Recently, a host of prospective rental reforms were announced by the Victorian Government in a bid to make the rental market fairer for tenants.
Across 14 proposed reforms – addressing everything from notices to vacate through to tenants with pets – the Government are looking to renegotiate the leasing market as we know it. In today’s blog, Think Property & Co opine on the proposed changes, and how they might affect the wider economy – landlords and tenants included.
Tenant Modifications
The proposed changes notably feature a relaxed approach to modifications within a lease property – allowing tenants the freedom to make ‘minor modifications’ to a home. In reality, this liberty would soon have tenants up ladders, painting walls pink to match their new couch – or attempting to hang new light fittings. By encouraging this ‘freedom’, we’re potentially putting tenant safety at risk – as not everybody has the skills required to carry out modifications without professional assistance. This will impact on the level of insurance required for the property, should falls or injuries occur as a result. Additionally, there’s scant detail on rectifying modifications to leased properties upon their return to the landlord. Who will be responsible for repainting pink walls, haphazardly concreted courtyards and similar?
Disclosure of Intention to Sell
The reforms also recommend there should be a pre-contractual disclosure by landlords regarding asbestos in a property, and any intention to sell in the future. Asbestos being present in a home is a health issue that should be addressed – but a landlord’s intention to sell is a different matter. Quite often, a landlord may only realise half way through a lease that they need to sell. They will be unable ti disclose intention to sell simply because they don’t intend to sell at the time of letting. Selling mid-lease isn’t ideal, and landlords will usually only do so for personal reasons. Whether their need to sell is the result of a marriage breakdown or financial difficulty, a landlord should be able to sell their asset when they must. This doesn’t affect the agreed-upon duration of any signed lease, naturally.
Rental Increase Restrictions
There are proposed restrictions on rental increases, too. Rather than being able to request a rental increase every six months, the proposed measure restrict landlords to rental increases once annually. While this may sound like a good outcome for tenants, in reality it merges two incremental rises into one larger single increase, making the management of cash flow more challenging.
Pets in Rental Properties
The most notable of the reforms concerns pets. Currently, landlords have the right to refuse pets of any kind in their investment properties – but new laws would give all tenants the right to keep pets in their leased property, with landlords only able to refuse with ‘good reason’. The issue of most concern here is suitability and capacity.

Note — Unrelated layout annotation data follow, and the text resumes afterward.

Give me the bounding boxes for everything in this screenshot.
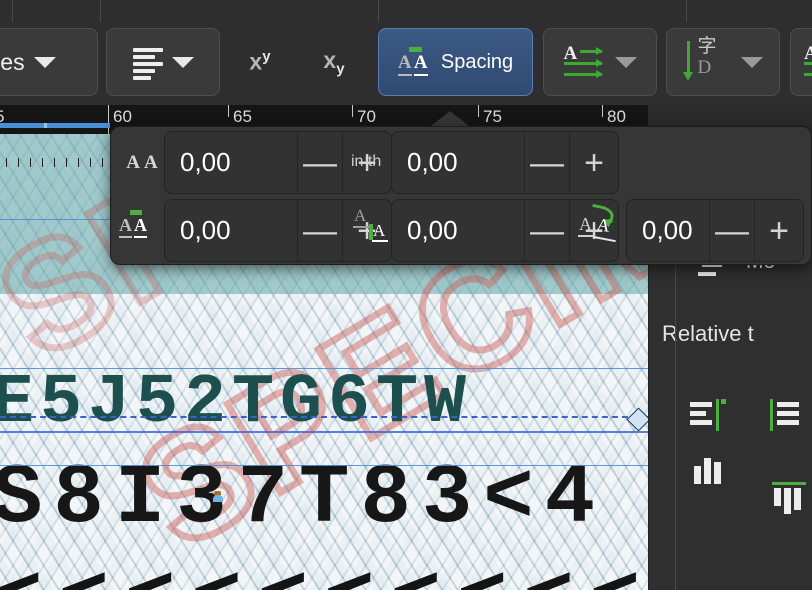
ruler-tick-label: 60 xyxy=(113,107,132,126)
spacing-in-the-increment-button[interactable]: + xyxy=(570,132,618,193)
subscript-button[interactable]: xy xyxy=(306,28,362,96)
mrz-line-2: S8I37T83<4 xyxy=(0,452,607,547)
toolbar-upper-strip xyxy=(0,0,812,22)
character-rotation-spinbox[interactable]: 0,00 — + xyxy=(626,199,804,262)
ruler-tick-label: 65 xyxy=(233,107,252,126)
baseline-shift-icon: AA xyxy=(353,207,388,243)
character-spacing-decrement-button[interactable]: — xyxy=(298,132,342,193)
spacing-in-the-label: in th xyxy=(351,153,382,170)
align-lines-icon xyxy=(132,47,163,80)
toolbar-separator xyxy=(686,0,687,22)
text-cursor-handle[interactable] xyxy=(213,495,223,502)
indent-marker-handle[interactable] xyxy=(44,123,47,128)
lines-dropdown-label: ines xyxy=(0,48,25,75)
chevron-down-icon xyxy=(740,56,763,68)
chevron-down-icon xyxy=(614,56,637,68)
toolbar-separator xyxy=(378,0,379,22)
text-direction-ltr-dropdown[interactable]: A xyxy=(543,28,657,96)
character-rotation-increment-button[interactable]: + xyxy=(755,200,803,261)
top-toolbar: ines xy xy AA Spacing A 字 D xyxy=(0,0,812,105)
subscript-icon: xy xyxy=(323,46,345,78)
indent-marker-bar[interactable] xyxy=(0,123,110,128)
kerning-decrement-button[interactable]: — xyxy=(298,200,342,261)
ruler-tick-label: 70 xyxy=(357,107,376,126)
text-direction-extra-button[interactable]: A xyxy=(790,28,812,96)
baseline-shift-decrement-button[interactable]: — xyxy=(525,200,569,261)
spacing-in-the-decrement-button[interactable]: — xyxy=(525,132,569,193)
spacing-button-label: Spacing xyxy=(440,50,514,73)
character-rotation-icon: AA xyxy=(578,203,619,243)
kerning-value[interactable]: 0,00 xyxy=(165,200,297,261)
spacing-popup-panel: AA 0,00 — + in th 0,00 — + AA 0,00 — + A… xyxy=(110,126,812,265)
text-direction-ltr-icon: A xyxy=(563,43,606,79)
kerning-icon: AA xyxy=(119,209,153,241)
text-direction-icon: A xyxy=(804,43,812,79)
character-rotation-decrement-button[interactable]: — xyxy=(710,200,754,261)
spacing-in-the-value[interactable]: 0,00 xyxy=(392,132,524,193)
text-baseline-guide xyxy=(0,465,648,466)
paragraph-align-dropdown[interactable] xyxy=(106,28,220,96)
text-baseline-guide xyxy=(0,368,648,369)
text-direction-vertical-dropdown[interactable]: 字 D xyxy=(666,28,780,96)
mrz-line-3: <<<<<<<<<< xyxy=(0,554,648,590)
letter-spacing-icon: AA xyxy=(126,152,162,173)
character-spacing-icon: AA xyxy=(397,47,434,77)
toolbar-separator xyxy=(12,0,13,22)
spacing-button[interactable]: AA Spacing xyxy=(378,28,533,96)
superscript-button[interactable]: xy xyxy=(232,28,288,96)
ruler-tick-label: 80 xyxy=(607,107,626,126)
baseline-shift-value[interactable]: 0,00 xyxy=(392,200,524,261)
text-baseline-guide xyxy=(0,431,648,433)
toolbar-separator xyxy=(100,0,101,22)
superscript-icon: xy xyxy=(249,48,271,75)
text-direction-vertical-icon: 字 D xyxy=(682,37,732,83)
lines-dropdown[interactable]: ines xyxy=(0,28,98,96)
ruler-tick-label: 75 xyxy=(483,107,502,126)
character-spacing-value[interactable]: 0,00 xyxy=(165,132,297,193)
text-selection-dashed-border xyxy=(0,416,648,418)
spacing-in-the-spinbox[interactable]: 0,00 — + xyxy=(391,131,619,194)
chevron-down-icon xyxy=(171,56,194,68)
chevron-down-icon xyxy=(33,56,56,68)
character-rotation-value[interactable]: 0,00 xyxy=(627,200,709,261)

Not every property is designed for pets, and not every tenant is equipped to provide the care that animal needs. With more people working longer hours, pets can be left alone for hours on end. Their isolation increases the risk of damage to carpets, walls and furniture – in addition to the potential of disruption to neighbouring dwellings. As property managers, we have found pets abandoned in properties on numerous occasions, ruining brand new floors and carpets.
Other Changes of Note
Other proposed reforms include restrictions on notices to vacate, and caps to bonds. Caps to bonds are particularly counter-intuitive, as the introduction of more pets into the rental market should bring with it a suitably larger bond to account for any potential damages. Along with changes to rental ‘bidding’, blacklisting dodgy landlords, early bond release and faster tenant reimbursement for urgent repairs – the leasing landscape in Victoria is on the cusp of momentous change.
At Think Property & Co, our experienced team of property managers acknowledges that some of these changes may be beneficial – but further consultation with the industry should be undertaken before reforms come into law. All new measures should be in both the landlords’ bet interests – and the tenants – remembering that the landlord is bearing most financial risk.